L'entreprise est à la fois un voyagiste, un transporteur (Air Transat), un hôtelier (par des participations) et un excursionniste. En plus, elle offre un service de transport terrestre. " Pour nous, le client parfait est celui qui utilise tous nos services ", résume André De Montigny.
LES RISQUES QUE TRANSAT AFFRONTE
Risque de gestion
Oui
De l'aveu d'André De Montigny, v.-p. au développement des affaires de Transat, le principal risque à l'étranger est celui des ressources. Les sociétés que Transat achète doivent avoir de bons dirigeants pour assurer son développement local. " On peut refuser une acquisition si on estime que l'expertise de l'équipe est insuffisante. "
Risque énergétique
Oui
Comme Transat exploite une flotte de 20 avions, la société est exposée à la hausse des prix du pétrole.
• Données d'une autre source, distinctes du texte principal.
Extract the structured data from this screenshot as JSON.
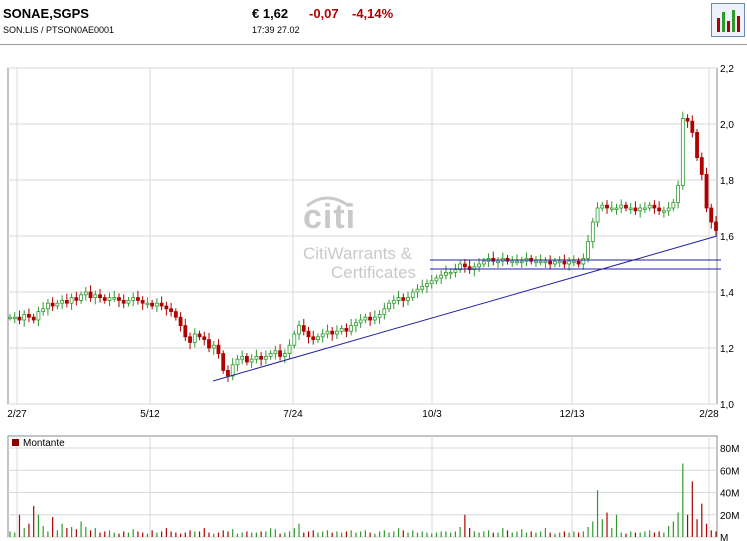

Des cours élevés réduisent ses profits, et l'entreprise peut difficilement augmenter ses tarifs pour compenser ces pertes, soulignent les analystes.
Risque de change
Oui, un peu
Transat souffre de la force du dollar canadien, même si elle couvre ses opérations de change. " Durant l'été 2010, l'appréciation du huard face à la livre sterling et à l'euro a eu un impact négatif de 80 millions lors de la conversion de ses revenus européens ", écrit Claude Proulx, de BMO Nesbitt Burns.
Risque économique
Oui
Une faible perspective de croissance nuit à Transat. " Des gens inquiets voyagent moins ", dit Pierre Fournier, de Financière Banque Nationale. L'entreprise pâtit aussi des surcapacités dans l'industrie du tourisme, qui réduisent les prix.
Risque politique
Oui, un peu
Transat pourrait perdre des clients au Mexique, par exemple, si la guerre de la drogue sévissait dans des régions touristiques. Déjà, la violence a atteint une ville comme Acapulco.
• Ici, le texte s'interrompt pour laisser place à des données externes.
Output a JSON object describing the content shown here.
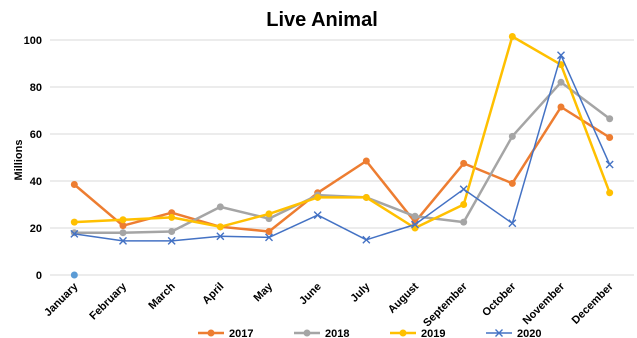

302 M $ Les dépenses en carburant d'avion de Transat en 2010; cette facture risque de grimper en 2011, avec l'envolée du baril de pétrole.
ÉVOLUTION DU CHIFFRE D'AFFAIRES DE TRANSAT (EN MILLIARDS DE DOLLARS)
2006 2,60
2007 3,05
2008 3,51
2009 3,55
2010 3,50
RÉPARTITION GÉOGRAPHIQUE DES REVENUS DE TRANSAT EN 2010 (EN MILLIONS DE DOLLARS ET EN POURCENTAGE)
Amérique 2 568 73,4
Europe 931 26,6
SECTEURS D'ACTIVITÉ DE TRANSAT
Voyagistes expéditifs
Voyagistes réceptifs et services à destination
Distribution au détail
Transport aérien
Hôtellerie
Source: Transat
Dans cette série, nous décodons la stratégie internationale d'une entreprise québécoise et analysons ses risques.